The statistic is denoted as $Stat_{indices}$ in [KMF21], and is computed as a maximum confidence interval of sensitivity indices among all model inputs.
- get_data_from_robustness_dicts(robustness_dicts)
Extract sensitivity methods, iterations, bootstrap data and mean sensitivity results.
- get_one_clustered_ranking(array, num_ranks, breaks=None)
Compute clustered ranking of
arraygiven number of ranks (clusters) and, optionally, clusters themselves.
- get_rankings_convergence_to_last(sa_mean_results, num_ranks=10)
Get convergence of ranking statistic $Stat_{ranking}$ with respect to ranking on the last convergence step.
- get_stat_medians(bootstrap_data)
Get medians of statistics / metrics within sensitivity methods, such as $r^2$ in regression.
- make_dirs()
Create subdirectories where intermediate results will be stored.
Validation of GSA results
- class gsa_framework.convergence_robustness_validation.validation.Validation(model, write_dir, iterations=500, seed=None, default_x_rescaled=None, model_output_name='Model output')

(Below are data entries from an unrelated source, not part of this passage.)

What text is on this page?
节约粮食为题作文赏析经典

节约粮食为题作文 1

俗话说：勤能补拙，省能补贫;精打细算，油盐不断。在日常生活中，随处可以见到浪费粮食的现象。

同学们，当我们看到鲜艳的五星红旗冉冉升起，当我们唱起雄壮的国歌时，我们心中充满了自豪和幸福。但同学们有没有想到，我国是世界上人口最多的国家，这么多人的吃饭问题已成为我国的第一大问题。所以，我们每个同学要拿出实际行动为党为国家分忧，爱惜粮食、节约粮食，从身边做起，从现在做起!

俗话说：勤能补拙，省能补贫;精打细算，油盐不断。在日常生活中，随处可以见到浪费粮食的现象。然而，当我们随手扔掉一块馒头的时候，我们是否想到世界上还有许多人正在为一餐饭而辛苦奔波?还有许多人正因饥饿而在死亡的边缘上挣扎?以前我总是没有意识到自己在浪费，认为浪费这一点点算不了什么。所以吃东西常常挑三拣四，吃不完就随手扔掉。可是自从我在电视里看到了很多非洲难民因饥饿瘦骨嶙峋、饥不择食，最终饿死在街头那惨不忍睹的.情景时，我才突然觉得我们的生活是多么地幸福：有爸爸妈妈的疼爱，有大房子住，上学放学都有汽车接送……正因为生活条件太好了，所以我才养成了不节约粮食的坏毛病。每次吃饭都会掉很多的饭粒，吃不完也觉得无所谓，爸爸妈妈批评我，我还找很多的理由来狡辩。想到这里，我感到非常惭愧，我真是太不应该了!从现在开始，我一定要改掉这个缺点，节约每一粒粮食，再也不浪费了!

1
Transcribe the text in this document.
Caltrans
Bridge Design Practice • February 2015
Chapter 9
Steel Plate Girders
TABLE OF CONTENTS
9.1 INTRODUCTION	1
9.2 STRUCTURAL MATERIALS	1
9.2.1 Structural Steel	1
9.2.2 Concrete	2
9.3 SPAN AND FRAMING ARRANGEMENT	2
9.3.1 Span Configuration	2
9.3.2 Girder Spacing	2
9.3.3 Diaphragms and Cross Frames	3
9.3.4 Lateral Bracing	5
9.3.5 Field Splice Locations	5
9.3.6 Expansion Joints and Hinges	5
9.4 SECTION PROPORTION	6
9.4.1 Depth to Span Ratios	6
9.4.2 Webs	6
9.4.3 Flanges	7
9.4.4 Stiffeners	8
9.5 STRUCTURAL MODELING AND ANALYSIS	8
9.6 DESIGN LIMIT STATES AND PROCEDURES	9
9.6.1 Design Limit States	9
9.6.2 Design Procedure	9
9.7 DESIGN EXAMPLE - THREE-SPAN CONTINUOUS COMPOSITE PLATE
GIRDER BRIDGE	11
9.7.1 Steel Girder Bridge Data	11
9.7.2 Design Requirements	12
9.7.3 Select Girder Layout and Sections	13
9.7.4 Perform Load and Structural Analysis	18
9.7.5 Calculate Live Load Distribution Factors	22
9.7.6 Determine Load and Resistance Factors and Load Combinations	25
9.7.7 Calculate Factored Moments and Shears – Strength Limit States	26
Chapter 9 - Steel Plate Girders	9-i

Class to validate sensitivity analysis results with histograms and correlation plots.
References
- Paper:
Kim, Mutel, and Froemelt [KMF21]
- generate_X_rescaled_all_inputs_vary()
Rescale unitcube samples when all model inputs vary.
- generate_Y_all_inputs_vary()
Run model when all inputs vary.
- get_influential_Y_from_gsa(gsa_indices, num_influential, tag=None)
Run model when only influential inputs vary based on sensitivity indices values.
- Parameters
gsa_indices (array) – Array with sensitivity indices values for all model inputs.
num_influential (int) – Number of first most influential inputs to vary.
tag (str) – Tag to save results.
- Returns
influential_Y – Model outputs when only influential inputs vary.
- Return type
array
- get_influential_Y_from_parameter_choice(influential_inputs, tag=None)
Run model when only influential inputs vary based on chosen influential inputs.
- make_dirs()
Create subdirectories where intermediate results will be stored.